Karena Pak Lopa masih gurubesar di kampus saya Universitas Hasanuddin, maka sebagai junior saya menawarkan lagi menumpang mobil saya.
"Ayo Prof, naik mobil saya saja, dari pada buang waktu cari kendaraan," kata saya menawarkan.
Ketiganya pun setuju menumpang mobil saya. Pak Lopa duduk di depan, Soegiri dan Ibu Rukmini duduk di tengah sedangkan tiga orang teman saya terpaksa geser ke belakang mobil Kijang yang saya supiri sendiri.
Baru saja saya mau ngegas, Pak Lopa tiba-tiba menahan tangan saya. Tangannya putih bersih, lembut untuk ukuran laki-laki.
"Ehh sebelum jalan, saya mau tanya; berapa sewanya otomu Uceng?"
"Tidak disewa Prof, ini mobil saya sendiri tidak apa-apa, saya antar Prof sekalian saya liputan," kata saya menjawab.
Pak Lopa menukas dalam nada agak tinggi, "Tidak bisa! Saya harus bayar sewa karena kami bertiga memang ada ongkos buat sewa oto. Masing masing 75 ribu per hari."

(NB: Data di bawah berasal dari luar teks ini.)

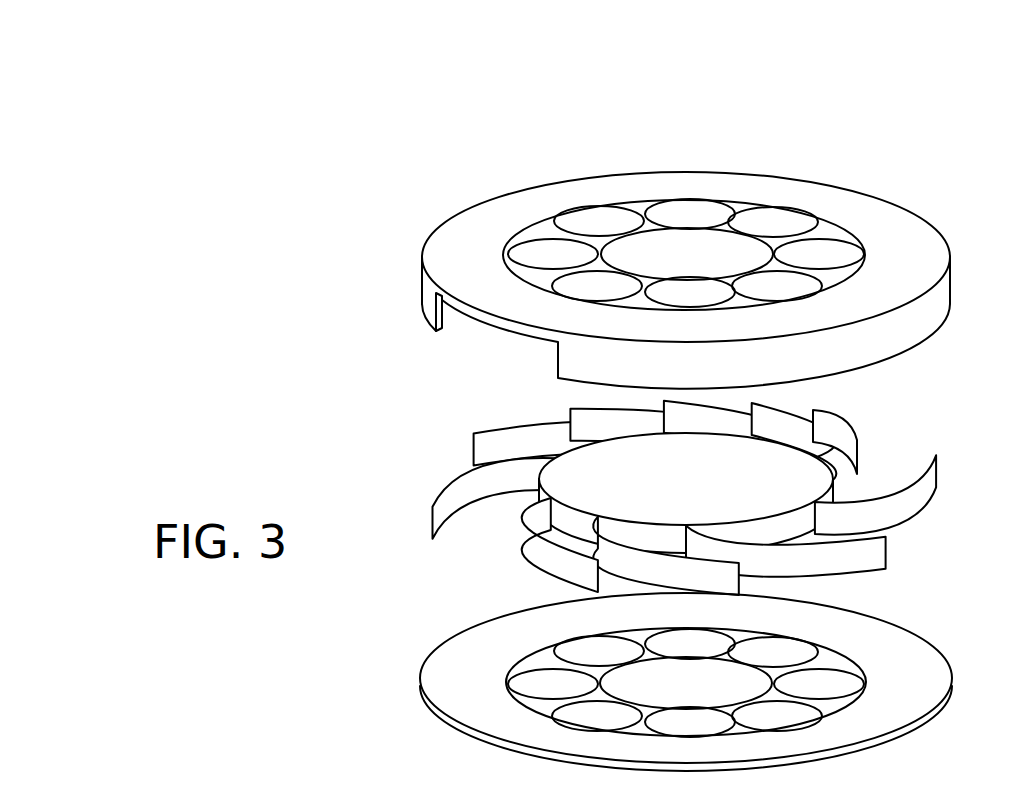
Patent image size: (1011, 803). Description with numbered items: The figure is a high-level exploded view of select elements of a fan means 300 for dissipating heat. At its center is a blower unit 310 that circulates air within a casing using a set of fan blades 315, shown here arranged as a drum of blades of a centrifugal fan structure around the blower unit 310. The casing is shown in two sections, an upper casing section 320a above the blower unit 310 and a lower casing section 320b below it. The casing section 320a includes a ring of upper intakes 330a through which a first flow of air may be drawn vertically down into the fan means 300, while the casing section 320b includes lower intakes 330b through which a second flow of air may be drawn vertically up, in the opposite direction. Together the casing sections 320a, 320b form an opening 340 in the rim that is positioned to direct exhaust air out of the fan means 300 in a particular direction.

The fan means 300 is at (340, 96).
The blower unit 310 is at (710, 494).
The fan blades 315 is at (864, 428).
The casing section 320a is at (725, 376).
The casing section 320b is at (500, 693).
The upper intakes 330a is at (675, 206).
The lower intakes 330b is at (830, 682).
The opening 340 is at (455, 338).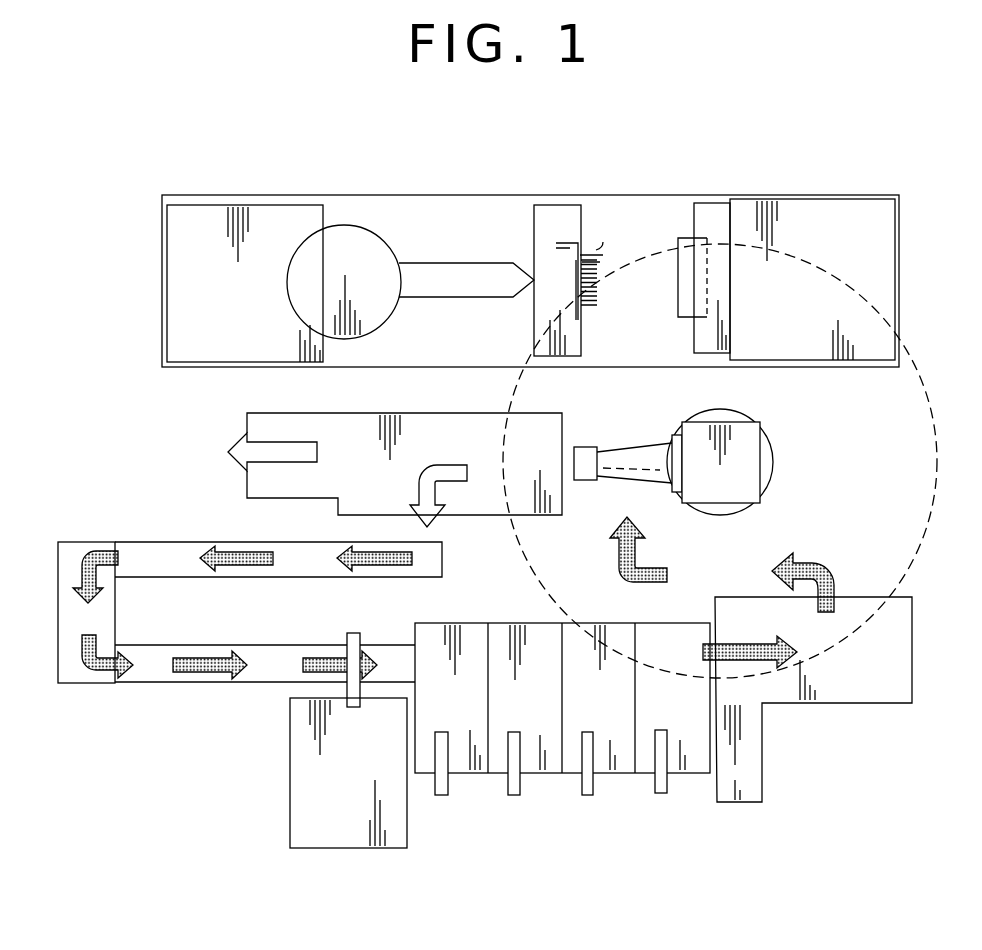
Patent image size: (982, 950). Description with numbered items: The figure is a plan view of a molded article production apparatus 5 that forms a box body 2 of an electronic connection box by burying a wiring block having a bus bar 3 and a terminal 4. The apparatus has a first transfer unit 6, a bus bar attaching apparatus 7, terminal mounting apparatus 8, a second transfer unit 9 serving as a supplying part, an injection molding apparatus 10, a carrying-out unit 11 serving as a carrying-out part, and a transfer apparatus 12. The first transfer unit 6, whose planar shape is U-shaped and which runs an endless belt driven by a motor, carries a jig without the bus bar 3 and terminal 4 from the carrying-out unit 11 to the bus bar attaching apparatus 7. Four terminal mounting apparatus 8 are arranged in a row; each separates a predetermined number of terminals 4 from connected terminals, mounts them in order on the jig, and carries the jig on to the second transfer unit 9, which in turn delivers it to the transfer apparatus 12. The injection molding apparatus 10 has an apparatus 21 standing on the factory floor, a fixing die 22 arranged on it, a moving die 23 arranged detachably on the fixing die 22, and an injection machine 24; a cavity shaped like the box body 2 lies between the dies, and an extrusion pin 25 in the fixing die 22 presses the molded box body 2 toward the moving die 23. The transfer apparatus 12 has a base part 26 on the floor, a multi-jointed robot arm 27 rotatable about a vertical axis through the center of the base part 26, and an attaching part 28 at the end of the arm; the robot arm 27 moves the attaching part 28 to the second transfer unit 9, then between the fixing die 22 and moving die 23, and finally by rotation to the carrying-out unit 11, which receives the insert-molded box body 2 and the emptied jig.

The box body 2 is at (678, 319).
The bus bar 3 is at (590, 272).
The terminal 4 is at (598, 258).
The molded article production apparatus 5 is at (608, 185).
The first transfer unit 6 is at (161, 542).
The bus bar attaching apparatus 7 is at (345, 848).
The terminal mounting apparatus 8 is at (680, 776).
The second transfer unit 9 is at (840, 704).
The injection molding apparatus 10 is at (903, 272).
The carrying-out unit 11 is at (566, 427).
The transfer apparatus 12 is at (776, 477).
The apparatus 21 is at (662, 210).
The fixing die 22 is at (555, 205).
The moving die 23 is at (712, 220).
The injection machine 24 is at (380, 233).
The extrusion pin 25 is at (557, 243).
The base part 26 is at (770, 452).
The robot arm 27 is at (718, 413).
The attaching part 28 is at (588, 447).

Saya pun tidak mau kalah, "Tidak Prof. Saya tidak terima uang."
"Kalau begitu," kata Pak Lopa, "Kami turun. Tidak mau naik oto ini. Pak Soegiri, Ibu Rukmini, ayo kita turun. Kalau tidak nanti pertanggungjawabannya susah," kata Pak Lopa.
"Ya sudah tidak apa-apa, Pak," ujar saya mengalah. Mereka pun bertiga turun dari mobil saya.
Selanjutnya kami bantu orang-orang tua terhormat itu menyewa sendiri mobil hotel. Ketiganya patungan membayar mobil Mitsubishi Colt untuk keperluan operasional investigasi.
Dari sini saya belajar dan memetik hikmah. Sudah lama saya mendengar cerita tentang kejujuran soerang Baharuddin Lopa. Ternyata Allah Swt memberikan saya pelajaran langsung dari orangnya. Sepenggal pengalaman penting yang menggambarkan kejujuran seorang Lopa. Ia lebih memilih turun dari mobil ketimbang menumpang cuma-cuma dan tidak bisa mempertanggungjawabkan dana transportasinya.
Ketika Baharuddin Lopa meninggal, saya teringat peristiwa ini. Hari itu terasa dingin, awan mendung mengiringi kepergian Pak Lopa. Al Fatihah untuk almarhum Prof. Baharuddin Lopa. (*)
Husain Abdullah
Jurnalis, Dosen di Universitas Hasanuddin.